Apeteceu-me gritar – obrigado meu amigo – a quem conseguiu retirar do limbo em que estavam enterradas todas aquelas pedras.

A seguir foi a Praça da República. Velha Praça, Terreiro, só com as árvores em volta e a pedra que pisamos. Outra maravilha! A iluminação vinha de baixo para cima. Não estava lá para me ofuscar. Estava simplesmente a cantar a beleza daquelas árvores, tantas vezes amaldiçoadas pelos rapazes, porque nem uma castanha comestível davam.

25, o meu dia da liberdade. Recebi convite para participar num almoço comemorativo. Fui obrigado a declinar, porque já antes, o meu tio, filho de latoeiro e neto de vice-consul do Terreiro me tinha feito a mesma proposta. Obrigado amigos, mas a um tio não digo não. O restaurante era o mesmo, o que levou a que a festa fosse conjunta. Com a camisola a dizer bem alto 25 de Abril e cravo vermelho ao peito, lá comecei a discussão com o Zé: para mim, uma travessa de arroz de lampreia chegava, porque eu, tal qual o Bé, não sou de comer muito. A conversa desapareceu e as duas travessas estavam vazias.

Não sei o que aconteceu, não falo em milagre, mas que foi estranho... No fim, pareceu-me que o Zé se atirava ainda a uma terceira (sinal que nas outras mandei eu), mas já não podia mais.
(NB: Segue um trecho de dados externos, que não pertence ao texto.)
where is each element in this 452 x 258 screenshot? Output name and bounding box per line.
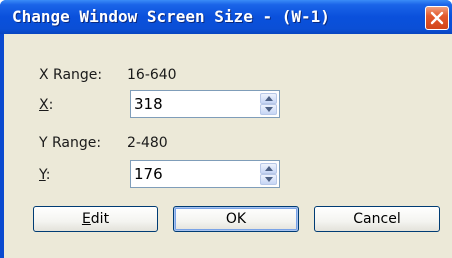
x-spinbox[interactable]: 318 bbox=[130, 90, 280, 118]
arrow-down-icon bbox=[265, 177, 273, 182]
y-input[interactable]: 176 bbox=[134, 165, 163, 183]
y-spin-up-button[interactable] bbox=[260, 163, 277, 174]
y-field-mnemonic: Y bbox=[39, 167, 46, 183]
y-range-label: Y Range: bbox=[39, 135, 102, 151]
y-field-label: Y: bbox=[39, 166, 50, 184]
cancel-button[interactable]: Cancel bbox=[314, 206, 440, 232]
x-spin-down-button[interactable] bbox=[260, 104, 277, 115]
ok-button[interactable]: OK bbox=[173, 206, 299, 232]
edit-mnemonic: E bbox=[81, 211, 91, 227]
edit-label-rest: dit bbox=[90, 211, 110, 227]
x-input[interactable]: 318 bbox=[134, 95, 163, 113]
y-range-value: 2-480 bbox=[127, 135, 168, 151]
x-field-mnemonic: X bbox=[39, 97, 49, 113]
close-icon bbox=[430, 11, 444, 25]
x-field-suffix: : bbox=[48, 97, 54, 113]
edit-button[interactable]: Edit bbox=[33, 206, 158, 232]
arrow-up-icon bbox=[265, 166, 273, 171]
y-field-suffix: : bbox=[45, 167, 51, 183]
x-field-label: X: bbox=[39, 96, 53, 114]
arrow-down-icon bbox=[265, 107, 273, 112]
close-button[interactable] bbox=[425, 6, 449, 30]
y-spin-buttons bbox=[260, 163, 277, 185]
y-spinbox[interactable]: 176 bbox=[130, 160, 280, 188]
x-spin-up-button[interactable] bbox=[260, 93, 277, 104]
y-spin-down-button[interactable] bbox=[260, 174, 277, 185]
x-spin-buttons bbox=[260, 93, 277, 115]
arrow-up-icon bbox=[265, 96, 273, 101]
x-range-value: 16-640 bbox=[127, 67, 177, 83]
title-bar[interactable]: Change Window Screen Size - (W-1) bbox=[0, 0, 452, 34]
dialog-window: Change Window Screen Size - (W-1) X Rang… bbox=[0, 0, 452, 258]
window-title: Change Window Screen Size - (W-1) bbox=[12, 7, 330, 26]
x-range-label: X Range: bbox=[39, 67, 103, 83]
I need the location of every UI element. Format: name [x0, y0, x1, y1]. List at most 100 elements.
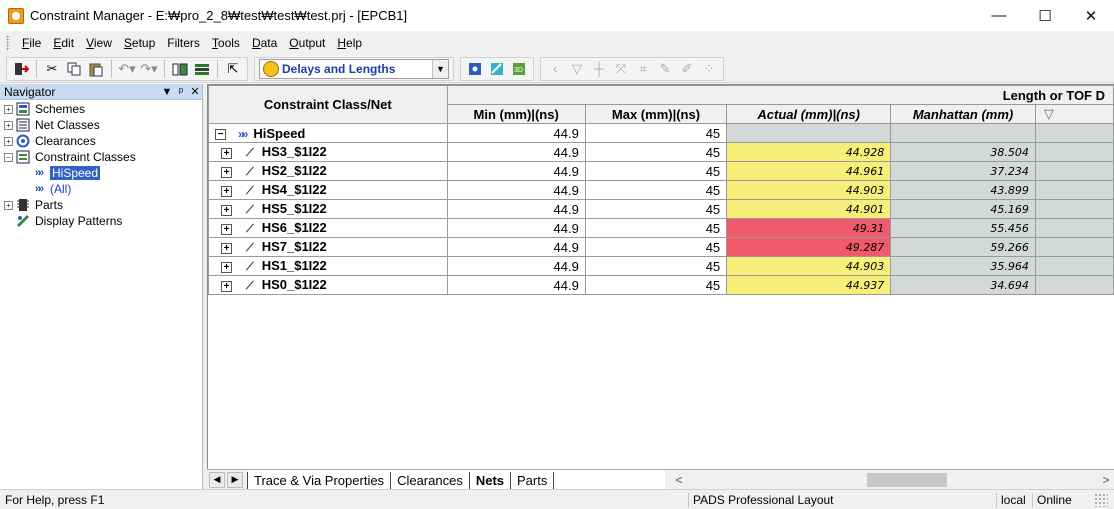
actual-cell[interactable]: 44.903 — [726, 180, 892, 200]
exit-icon[interactable] — [11, 59, 31, 79]
min-cell[interactable]: 44.9 — [446, 161, 586, 181]
max-cell[interactable]: 45 — [584, 180, 728, 200]
actual-cell[interactable]: 44.901 — [726, 199, 892, 219]
net-name-cell[interactable]: + ⟋ HS7_$1I22 — [208, 237, 448, 257]
max-cell[interactable]: 45 — [584, 199, 728, 219]
copy-icon[interactable] — [64, 59, 84, 79]
manhattan-cell[interactable]: 34.694 — [890, 275, 1036, 295]
expand-icon[interactable]: + — [221, 185, 232, 197]
manhattan-cell[interactable]: 45.169 — [890, 199, 1036, 219]
minimize-button[interactable]: — — [976, 0, 1022, 31]
redo-icon[interactable]: ↷▾ — [139, 59, 159, 79]
class-row-hispeed[interactable]: −»» HiSpeed 44.9 45 — [208, 123, 1114, 143]
menu-item[interactable]: Help — [331, 36, 368, 50]
min-cell[interactable]: 44.9 — [446, 199, 586, 219]
max-cell[interactable]: 45 — [584, 237, 728, 257]
collapse-icon[interactable]: − — [215, 128, 226, 140]
menu-item[interactable]: File — [16, 36, 47, 50]
layers-icon[interactable] — [192, 59, 212, 79]
crosshair-icon[interactable]: ┼ — [589, 59, 609, 79]
class-name-cell[interactable]: −»» HiSpeed — [208, 123, 448, 143]
nodes-icon[interactable]: ⁘ — [699, 59, 719, 79]
menu-item[interactable]: Tools — [206, 36, 246, 50]
expand-icon[interactable]: + — [4, 104, 13, 114]
tree-item-schemes[interactable]: + Schemes — [0, 101, 202, 117]
close-button[interactable]: ✕ — [1068, 0, 1114, 31]
net-row[interactable]: + ⟋ HS3_$1I22 44.9 45 44.928 38.504 — [208, 142, 1114, 162]
scroll-track[interactable] — [687, 472, 1098, 487]
net-name-cell[interactable]: + ⟋ HS1_$1I22 — [208, 256, 448, 276]
menu-item[interactable]: Edit — [47, 36, 80, 50]
route-icon[interactable] — [487, 59, 507, 79]
filter-icon[interactable]: ▽ — [1034, 104, 1114, 124]
expand-icon[interactable]: + — [221, 242, 232, 254]
menu-item[interactable]: Filters — [161, 36, 206, 50]
expand-icon[interactable]: + — [221, 261, 232, 273]
expand-icon[interactable]: + — [221, 280, 232, 292]
undo-icon[interactable]: ↶▾ — [117, 59, 137, 79]
net-row[interactable]: + ⟋ HS2_$1I22 44.9 45 44.961 37.234 — [208, 161, 1114, 181]
column-group-header[interactable]: Length or TOF D — [446, 85, 1114, 105]
pen-icon[interactable]: ✎ — [655, 59, 675, 79]
max-cell[interactable]: 45 — [584, 123, 728, 143]
navigator-menu-icon[interactable]: ▼ — [160, 86, 174, 98]
net-class-icon[interactable] — [170, 59, 190, 79]
navigator-close-icon[interactable]: ✕ — [188, 85, 202, 98]
fit-icon[interactable]: ⤧ — [611, 59, 631, 79]
actual-cell[interactable]: 49.31 — [726, 218, 892, 238]
scroll-thumb[interactable] — [867, 472, 947, 487]
tree-item-clearances[interactable]: + Clearances — [0, 133, 202, 149]
3d-view-icon[interactable]: 3D — [509, 59, 529, 79]
tab-next-icon[interactable]: ▶ — [227, 471, 243, 488]
manhattan-cell[interactable]: 37.234 — [890, 161, 1036, 181]
zoom-area-icon[interactable]: ⌗ — [633, 59, 653, 79]
net-row[interactable]: + ⟋ HS4_$1I22 44.9 45 44.903 43.899 — [208, 180, 1114, 200]
tree-item-constraint-classes[interactable]: − Constraint Classes — [0, 149, 202, 165]
expand-icon[interactable]: + — [221, 223, 232, 235]
actual-cell[interactable]: 44.903 — [726, 256, 892, 276]
pen-edit-icon[interactable]: ✐ — [677, 59, 697, 79]
sheet-tab[interactable]: Nets — [468, 471, 510, 490]
net-row[interactable]: + ⟋ HS7_$1I22 44.9 45 49.287 59.266 — [208, 237, 1114, 257]
max-cell[interactable]: 45 — [584, 256, 728, 276]
column-header-manhattan[interactable]: Manhattan (mm) — [890, 104, 1036, 124]
cut-icon[interactable]: ✂ — [42, 59, 62, 79]
manhattan-cell[interactable]: 35.964 — [890, 256, 1036, 276]
sheet-tab[interactable]: Parts — [510, 471, 553, 490]
max-cell[interactable]: 45 — [584, 161, 728, 181]
net-name-cell[interactable]: + ⟋ HS2_$1I22 — [208, 161, 448, 181]
min-cell[interactable]: 44.9 — [446, 237, 586, 257]
menu-item[interactable]: Output — [283, 36, 331, 50]
scheme-combo[interactable]: Delays and Lengths ▼ — [259, 58, 449, 79]
column-header-class-net[interactable]: Constraint Class/Net — [208, 85, 448, 124]
min-cell[interactable]: 44.9 — [446, 218, 586, 238]
column-header-actual[interactable]: Actual (mm)|(ns) — [726, 104, 892, 124]
expand-icon[interactable]: + — [221, 166, 232, 178]
sheet-tab[interactable]: Clearances — [390, 471, 469, 490]
sheet-tab[interactable]: Trace & Via Properties — [247, 471, 390, 490]
expand-icon[interactable]: + — [4, 200, 13, 210]
net-name-cell[interactable]: + ⟋ HS3_$1I22 — [208, 142, 448, 162]
pin-icon[interactable]: ᵖ — [174, 86, 188, 98]
net-name-cell[interactable]: + ⟋ HS4_$1I22 — [208, 180, 448, 200]
actual-cell[interactable]: 44.961 — [726, 161, 892, 181]
resize-grip-icon[interactable] — [1094, 492, 1108, 507]
manhattan-cell[interactable]: 55.456 — [890, 218, 1036, 238]
expand-icon[interactable]: + — [4, 136, 13, 146]
net-row[interactable]: + ⟋ HS5_$1I22 44.9 45 44.901 45.169 — [208, 199, 1114, 219]
net-row[interactable]: + ⟋ HS6_$1I22 44.9 45 49.31 55.456 — [208, 218, 1114, 238]
chevron-down-icon[interactable]: ▼ — [432, 59, 448, 78]
max-cell[interactable]: 45 — [584, 275, 728, 295]
column-header-max[interactable]: Max (mm)|(ns) — [584, 104, 728, 124]
actual-cell[interactable]: 44.928 — [726, 142, 892, 162]
net-name-cell[interactable]: + ⟋ HS6_$1I22 — [208, 218, 448, 238]
filter-icon[interactable]: ▽ — [567, 59, 587, 79]
paste-icon[interactable] — [86, 59, 106, 79]
scroll-right-icon[interactable]: > — [1098, 473, 1114, 487]
board-icon[interactable] — [465, 59, 485, 79]
tree-item-all[interactable]: »» (All) — [0, 181, 202, 197]
scroll-left-icon[interactable]: < — [671, 473, 687, 487]
maximize-button[interactable]: ☐ — [1022, 0, 1068, 31]
expand-icon[interactable]: + — [221, 204, 232, 216]
net-row[interactable]: + ⟋ HS1_$1I22 44.9 45 44.903 35.964 — [208, 256, 1114, 276]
Café e copa foram tomados na Galiza e daí ao presunto de Ribadávia foi um saltinho.

Hoje 26, dia de feira, depois do almoço que a mãe arranjou, sentei-me num banco da avenida, que para mim é a menina dos meus olhos. Sob a ramada das tílias, vejo toda a serra, de S. Paio a Alvaredo, Parada, Gave, eu sei lá... Já não consigo identificar as aldeias da minha terra. Mas isso não me chateia, porque elas estão lá. E lindas, lindas como nunca foram. No fim... os meus amores.

Ontem à noite, estive na Casa da Cultura. Assisti a uma actuação da Escola de Música dos Bombeiros. Defeitos poderia apresentar muitos, sinceros e honestos, mas totalmente compreensíveis. As “nossas” cantoras têm voz para mais altos voos e a sonoridade do Auditório Vasco Almeida não tem grandes qualidades acústicas. Mas o que me impressionou, foi ter passado quase 1 hora para poder arranjar lugar sentado. Nem todos tiveram a mesma sorte. Público, musica e músicos, encaixaram totalmente. Talvez se puxassem mais à música portuguesa e menos à espanhola... Mas como criticar é fácil... Bom, mas a noite já passou e agora estou sentado numa tasquinha, a ouvir mais um pouco de música popular, tocada por um grupo de Melgaço.

Mais umas voltas e na parte de trás da CMM, no terreno da GNR (quem lho deu?), no meio de três castanheiros que, se não se desenvolveram mais deve ter sido pela presença da dita (isto é mesmo para rir?), fui encontrar os animais da nossa serra. Do gamo ao veado, javali, galinha-d’água ou faisão.

O calor que se faz sentir pôs as meninas com agasalhos em casa e, desta vez, é ver as moçoilas da nossa terra a mostrar toda a sua beleza, de carnes rijas, que o inverno a isso ajuda e o quase Verão abençoa. É vê-los, dos 8 aos 10 dos 18 aos 30, a rir, a gozar, a curtir a nossa terra. E ainda há quem diga que Melgaço está morto. Morto estou eu, enfiado no meio da poluição, do barulho, do fumo, enfiado na treta da cidade. Estou na minha terra...estou vivo.